Он, многоопытный, по-арбенински все испытавший, выглядел губителем неискушенной души. Даше от этого было не легче, чем Ивану Васильевичу. Наоборот… Она чувствовала себя предательски виноватой не только перед кем-то изобретенной моралью бесцеремонности, перед покойной афанасьевской женой, но прежде всего перед ним. Возражать, уточнять факты она не могла. И однажды, в четыре утра, что-то неведомое, но и неотвратимое заставило меня проснуться, не встать с постели, а, отбросив одеяло, вскочить… Мама с отцом спали в одной комнате, Даша, лет десять назад отделившись от нас с братом, в другой, Игорь — на кухне, а я — в коридоре. Люди не должны так жить, но жили… Это чему-то противоречило? Но
Даши в ее комнате не оказалось. Это я определил сквозь сумрак еле пробивавшегося рассвета. Не было сестры и на кухне… Я распахнул так, будто выломал, дверь ванной комнаты, где все необъединяемое было объединено. Даша склонилась над раковиной. Я схватил сестру за плечи и повернул лицом к себе, порвав ночную рубашку. Левый рукав был в крови… Кровь, не торопясь, будто задумчиво вытекала из Даши. Алой, медленной струйкой из нее вытекала жизнь… И это не было кинокадром или сценой спектакля, а происходило на самом деле.
— Ты убиваешь маму…
Я сказал только эту фразу. Всего одну… Но Даша, белая, а не бледная, услышав три моих слова, отбросила в раковину отцовскую бритву и зажала вену левой руки с такой неженской, сверхъестественной силой, которую даже я физически ощутил. Как она, эта сила, сбереглась в ней? Один Бог знает…
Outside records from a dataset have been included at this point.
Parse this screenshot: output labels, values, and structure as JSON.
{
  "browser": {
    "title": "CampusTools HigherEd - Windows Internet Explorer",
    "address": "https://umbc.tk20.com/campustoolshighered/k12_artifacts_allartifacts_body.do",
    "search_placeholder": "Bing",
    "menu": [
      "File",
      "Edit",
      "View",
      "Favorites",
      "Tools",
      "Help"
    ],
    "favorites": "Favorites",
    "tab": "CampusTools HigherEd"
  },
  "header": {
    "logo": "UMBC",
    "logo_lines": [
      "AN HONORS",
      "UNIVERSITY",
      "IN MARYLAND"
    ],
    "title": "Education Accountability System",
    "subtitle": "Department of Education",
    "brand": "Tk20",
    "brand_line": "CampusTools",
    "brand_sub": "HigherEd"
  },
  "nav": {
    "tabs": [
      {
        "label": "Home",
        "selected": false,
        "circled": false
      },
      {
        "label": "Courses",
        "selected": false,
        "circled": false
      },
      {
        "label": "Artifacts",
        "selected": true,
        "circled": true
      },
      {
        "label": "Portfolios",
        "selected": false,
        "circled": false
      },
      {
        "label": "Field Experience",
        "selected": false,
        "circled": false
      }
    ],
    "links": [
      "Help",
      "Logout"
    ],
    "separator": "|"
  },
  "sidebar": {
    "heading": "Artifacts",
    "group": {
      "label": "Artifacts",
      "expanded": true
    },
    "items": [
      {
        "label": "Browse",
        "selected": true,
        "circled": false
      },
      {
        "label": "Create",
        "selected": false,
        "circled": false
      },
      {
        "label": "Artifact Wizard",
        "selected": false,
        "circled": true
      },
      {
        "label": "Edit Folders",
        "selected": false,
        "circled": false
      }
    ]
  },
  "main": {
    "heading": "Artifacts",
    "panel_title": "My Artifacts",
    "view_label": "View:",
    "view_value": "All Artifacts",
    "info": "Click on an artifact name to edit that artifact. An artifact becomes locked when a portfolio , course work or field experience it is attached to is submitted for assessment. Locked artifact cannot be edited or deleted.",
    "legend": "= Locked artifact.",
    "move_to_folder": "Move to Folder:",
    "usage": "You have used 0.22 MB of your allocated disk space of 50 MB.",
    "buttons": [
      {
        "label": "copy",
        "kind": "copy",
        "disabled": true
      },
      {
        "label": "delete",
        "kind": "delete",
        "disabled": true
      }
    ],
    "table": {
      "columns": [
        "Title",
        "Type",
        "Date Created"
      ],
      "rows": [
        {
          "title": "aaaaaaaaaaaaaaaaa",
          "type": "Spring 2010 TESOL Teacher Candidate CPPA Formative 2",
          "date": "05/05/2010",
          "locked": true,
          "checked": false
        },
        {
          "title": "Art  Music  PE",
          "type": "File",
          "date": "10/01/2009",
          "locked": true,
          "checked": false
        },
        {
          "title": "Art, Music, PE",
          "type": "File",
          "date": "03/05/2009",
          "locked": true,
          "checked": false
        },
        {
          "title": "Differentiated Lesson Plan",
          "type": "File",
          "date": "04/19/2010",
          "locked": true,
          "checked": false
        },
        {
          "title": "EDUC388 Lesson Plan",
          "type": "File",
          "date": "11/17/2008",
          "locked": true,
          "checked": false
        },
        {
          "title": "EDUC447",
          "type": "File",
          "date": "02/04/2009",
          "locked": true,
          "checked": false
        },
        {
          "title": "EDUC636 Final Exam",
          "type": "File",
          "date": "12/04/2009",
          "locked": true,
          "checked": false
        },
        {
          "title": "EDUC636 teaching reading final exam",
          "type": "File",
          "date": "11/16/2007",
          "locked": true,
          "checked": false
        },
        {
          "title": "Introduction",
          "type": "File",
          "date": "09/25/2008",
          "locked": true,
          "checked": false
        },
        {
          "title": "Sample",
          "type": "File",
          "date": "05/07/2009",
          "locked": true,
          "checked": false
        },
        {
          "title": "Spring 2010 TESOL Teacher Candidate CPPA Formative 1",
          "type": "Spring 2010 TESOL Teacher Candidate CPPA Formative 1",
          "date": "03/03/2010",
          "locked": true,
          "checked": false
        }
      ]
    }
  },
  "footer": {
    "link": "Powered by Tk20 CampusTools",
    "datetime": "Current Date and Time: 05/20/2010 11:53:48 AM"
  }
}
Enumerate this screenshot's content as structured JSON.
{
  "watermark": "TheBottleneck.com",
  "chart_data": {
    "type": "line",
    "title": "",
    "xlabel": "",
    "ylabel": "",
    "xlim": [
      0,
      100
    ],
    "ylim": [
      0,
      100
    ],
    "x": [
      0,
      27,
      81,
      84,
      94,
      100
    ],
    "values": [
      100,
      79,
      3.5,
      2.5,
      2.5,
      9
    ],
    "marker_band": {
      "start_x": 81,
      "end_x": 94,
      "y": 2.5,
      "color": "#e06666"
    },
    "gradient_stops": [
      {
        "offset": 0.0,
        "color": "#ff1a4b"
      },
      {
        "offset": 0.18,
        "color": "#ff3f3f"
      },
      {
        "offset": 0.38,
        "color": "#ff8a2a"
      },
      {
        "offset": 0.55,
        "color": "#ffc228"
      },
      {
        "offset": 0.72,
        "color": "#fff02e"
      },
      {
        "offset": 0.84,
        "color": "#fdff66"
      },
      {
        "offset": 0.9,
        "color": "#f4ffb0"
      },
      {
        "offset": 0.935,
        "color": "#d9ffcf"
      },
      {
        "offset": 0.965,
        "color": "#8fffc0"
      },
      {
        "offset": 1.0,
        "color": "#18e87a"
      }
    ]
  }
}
Те три слова, от которых зависела судьба всей нашей семьи — об Афанасьеве я не думал, — были произнесены как бы не мною (я заметил, что часто слова, произносимые человеком в экстремальных обстоятельствах, принадлежат не его голосу, а его страху, его ужасу или, напротив, его почти обнаженной воле). Именно так, вроде не сам, я, миновав длинную череду лет, гипнотизировал больных, заставляя их отбрасывать в сторону если не бритвы и яд, то роковые решения, окаянную тяготу безнадежности. Словом можно накликать беду, но и словом же можно ее отвратить. Интонация, некрикливая мощь и непреклонная внушаемость той фразы остались во мне навсегда. Но это я понял после.
Тогда же я схватил полотенце и зажал им Дашину руку чуть выше запястья с той же силой, которая невесть как явилась и ко мне. Невесть как…
Даша, не разлучившись ни с маминой красотой, ни с отцовским мужеством, стала незаметно и неслышно одеваться у себя в комнате.
— Ты куда? — без спроса заглянув к ней, спросил я.
— В пункт.
— Какой пункт?
— Неотложной помощи.
Он был как раз у нас за углом.
— Я с тобой… А что, плохо?
— Надо, — ответила Даша. — И поскорей!
— Ты боишься?
— Чтобы не проснулись мама и папа, — ответила она.
Я любил чепуховые тайны. Но тут возникла тайна, которую я обязан был сохранить. Навсегда ото всех!
Пункту неотложной помощи, по логике всеобщей нелогичности, которая властвовала в государстве, надлежало оказаться закрытым. И какая-нибудь бумажка на двери должна была объяснять, в какое время пункт будет спасать, а в какое неотложная помощь будет «отложена».
Однако в пункте дежурили врач и медсестра… Оба оказались пожилыми и очень бдительными. Они не выразили ни сочувствия, ни опасений. Не бросились останавливать кровотечение. А прежде всего сделали то, что осуществлялось у нас всегда прежде помощи и прежде спасения: записали фамилию, имя и отчество, «место учебы». Странно, что национальностью не поинтересовались.
Затем в книге записей появилась строка: «Попытка самоубийства»».
— Можно это вычеркнуть? — спросила Даша.
— Нет, — ответила медсестра, халат которой не свидетельствовал о стерильности и даже об аккуратности.